= Hypocognition =

Inability to communicate due to no words for a concept

Hypocognition, in cognitive linguistics, means missing and being unable to communicate cognitive and linguistic representations because there are no words for particular concepts.

==Origins==

The word hypocognition (and its opposite, hypercognition) was coined by American psychiatrist and anthropologist Robert Levy in his 1973 book Tahitians: Mind and Experience in the Society Islands.

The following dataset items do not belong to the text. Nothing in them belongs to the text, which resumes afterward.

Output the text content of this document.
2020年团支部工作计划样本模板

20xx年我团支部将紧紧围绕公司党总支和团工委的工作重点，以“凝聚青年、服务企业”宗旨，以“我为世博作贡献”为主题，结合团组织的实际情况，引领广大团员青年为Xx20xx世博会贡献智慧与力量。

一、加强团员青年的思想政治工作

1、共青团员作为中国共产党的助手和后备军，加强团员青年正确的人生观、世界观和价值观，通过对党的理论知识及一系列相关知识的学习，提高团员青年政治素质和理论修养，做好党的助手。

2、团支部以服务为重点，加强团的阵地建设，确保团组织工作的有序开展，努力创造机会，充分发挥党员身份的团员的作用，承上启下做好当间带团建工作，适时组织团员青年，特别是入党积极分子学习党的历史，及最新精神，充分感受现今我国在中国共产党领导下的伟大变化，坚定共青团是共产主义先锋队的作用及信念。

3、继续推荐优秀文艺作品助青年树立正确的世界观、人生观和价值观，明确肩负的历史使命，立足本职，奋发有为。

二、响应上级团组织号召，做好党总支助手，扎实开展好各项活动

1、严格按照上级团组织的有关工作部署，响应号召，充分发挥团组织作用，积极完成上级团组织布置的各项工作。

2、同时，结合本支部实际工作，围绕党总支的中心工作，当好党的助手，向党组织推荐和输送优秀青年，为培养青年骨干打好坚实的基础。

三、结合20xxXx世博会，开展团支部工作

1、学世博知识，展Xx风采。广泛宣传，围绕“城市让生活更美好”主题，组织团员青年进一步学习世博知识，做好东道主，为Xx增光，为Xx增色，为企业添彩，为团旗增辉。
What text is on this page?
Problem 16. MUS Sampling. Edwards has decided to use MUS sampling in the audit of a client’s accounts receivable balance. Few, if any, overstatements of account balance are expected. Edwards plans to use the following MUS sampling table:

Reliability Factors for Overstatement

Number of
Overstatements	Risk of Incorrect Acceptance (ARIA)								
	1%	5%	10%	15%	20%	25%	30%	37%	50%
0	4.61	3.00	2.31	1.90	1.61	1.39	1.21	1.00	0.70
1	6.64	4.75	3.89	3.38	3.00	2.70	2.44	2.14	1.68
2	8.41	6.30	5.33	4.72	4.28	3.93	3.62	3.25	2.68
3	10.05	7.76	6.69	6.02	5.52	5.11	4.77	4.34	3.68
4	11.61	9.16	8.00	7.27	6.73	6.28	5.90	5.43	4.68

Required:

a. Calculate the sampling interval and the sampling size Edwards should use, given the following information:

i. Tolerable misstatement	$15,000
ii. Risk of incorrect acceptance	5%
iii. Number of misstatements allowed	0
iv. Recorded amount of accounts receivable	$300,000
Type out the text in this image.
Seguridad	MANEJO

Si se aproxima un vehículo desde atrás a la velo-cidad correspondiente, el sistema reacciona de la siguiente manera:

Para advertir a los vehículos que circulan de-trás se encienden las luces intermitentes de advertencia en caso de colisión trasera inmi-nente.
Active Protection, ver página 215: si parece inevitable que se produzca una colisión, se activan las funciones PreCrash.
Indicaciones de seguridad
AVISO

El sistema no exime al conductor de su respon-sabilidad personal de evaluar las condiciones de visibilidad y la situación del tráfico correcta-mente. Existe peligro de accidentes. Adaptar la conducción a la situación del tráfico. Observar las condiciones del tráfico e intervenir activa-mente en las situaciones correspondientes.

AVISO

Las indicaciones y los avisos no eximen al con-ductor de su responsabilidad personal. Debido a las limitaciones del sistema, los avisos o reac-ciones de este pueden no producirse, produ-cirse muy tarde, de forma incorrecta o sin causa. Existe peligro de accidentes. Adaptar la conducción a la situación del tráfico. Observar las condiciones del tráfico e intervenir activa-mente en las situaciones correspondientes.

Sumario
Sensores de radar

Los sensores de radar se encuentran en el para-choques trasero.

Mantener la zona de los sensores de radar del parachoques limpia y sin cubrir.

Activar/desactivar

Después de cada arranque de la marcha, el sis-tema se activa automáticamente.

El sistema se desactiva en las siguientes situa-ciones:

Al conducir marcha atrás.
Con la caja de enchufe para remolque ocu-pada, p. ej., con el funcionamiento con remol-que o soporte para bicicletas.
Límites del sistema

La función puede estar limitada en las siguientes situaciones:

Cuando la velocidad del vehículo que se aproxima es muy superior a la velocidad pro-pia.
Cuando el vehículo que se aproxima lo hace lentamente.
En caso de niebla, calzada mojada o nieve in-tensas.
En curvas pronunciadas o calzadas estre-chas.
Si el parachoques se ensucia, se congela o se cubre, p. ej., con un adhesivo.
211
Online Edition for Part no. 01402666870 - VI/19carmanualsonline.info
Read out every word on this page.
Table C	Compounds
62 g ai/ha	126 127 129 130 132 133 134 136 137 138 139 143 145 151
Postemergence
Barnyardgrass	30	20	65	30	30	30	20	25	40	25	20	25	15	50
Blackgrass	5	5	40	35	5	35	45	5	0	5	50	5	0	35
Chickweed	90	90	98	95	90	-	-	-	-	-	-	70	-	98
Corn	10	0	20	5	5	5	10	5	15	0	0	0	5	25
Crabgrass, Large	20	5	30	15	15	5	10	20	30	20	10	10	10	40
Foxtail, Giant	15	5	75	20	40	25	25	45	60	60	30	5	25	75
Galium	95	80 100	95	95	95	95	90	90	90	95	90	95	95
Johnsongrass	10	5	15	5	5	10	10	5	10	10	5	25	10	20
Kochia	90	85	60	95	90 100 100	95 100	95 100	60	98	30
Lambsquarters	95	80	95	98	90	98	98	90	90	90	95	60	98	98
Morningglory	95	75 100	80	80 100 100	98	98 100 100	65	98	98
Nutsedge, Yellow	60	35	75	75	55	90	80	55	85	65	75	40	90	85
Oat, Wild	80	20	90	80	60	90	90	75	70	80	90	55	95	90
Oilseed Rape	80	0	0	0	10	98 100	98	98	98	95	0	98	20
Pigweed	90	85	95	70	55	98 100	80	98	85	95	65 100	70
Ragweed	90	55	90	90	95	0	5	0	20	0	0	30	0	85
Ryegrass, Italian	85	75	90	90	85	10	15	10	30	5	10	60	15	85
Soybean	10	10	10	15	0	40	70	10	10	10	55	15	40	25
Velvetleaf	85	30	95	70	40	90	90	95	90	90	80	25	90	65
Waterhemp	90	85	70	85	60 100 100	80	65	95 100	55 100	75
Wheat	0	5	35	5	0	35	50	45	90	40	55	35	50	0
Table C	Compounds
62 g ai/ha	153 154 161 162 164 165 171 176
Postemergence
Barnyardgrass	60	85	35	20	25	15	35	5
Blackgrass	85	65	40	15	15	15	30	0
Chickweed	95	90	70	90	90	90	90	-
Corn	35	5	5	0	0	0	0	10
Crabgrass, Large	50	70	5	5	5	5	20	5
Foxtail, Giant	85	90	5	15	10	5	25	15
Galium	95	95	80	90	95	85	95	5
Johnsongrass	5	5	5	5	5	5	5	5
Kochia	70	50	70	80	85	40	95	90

After 26 months of studying them, Levy described Tahitians as having no words to describe sorrow or guilt, resulting in people who had suffered personal losses describing themselves as feeling sick or strange instead of sad. Levy believed the Tahitians' lack of frames for thinking about and expressing grief contributed to their high suicide rate. He believed that a balance between hypercognition and hypocognition was culturally most desirable.

==Usage==

Hypocognition is a phrase commonly used in linguistics. In 2004 George Lakoff used it to describe political progressives in the United States, saying that relative to conservatives they suffer from "massive hypocognition," which he described as the lack of having a progressive philosophy framed around the progressive core values of empathy and responsibility such as "effective government" versus "less government" or "broader prosperity" versus "free markets."

==Effects==
Hypocognition has been blamed for preventing the practical application of evidence-based medicine in areas where frames (contextual and presentational influences on perceptions of reality) obscure facts. More generally, experts often overuse their own expertise: e.g. cardiologist diagnose a heart problem when the actual problem is something else.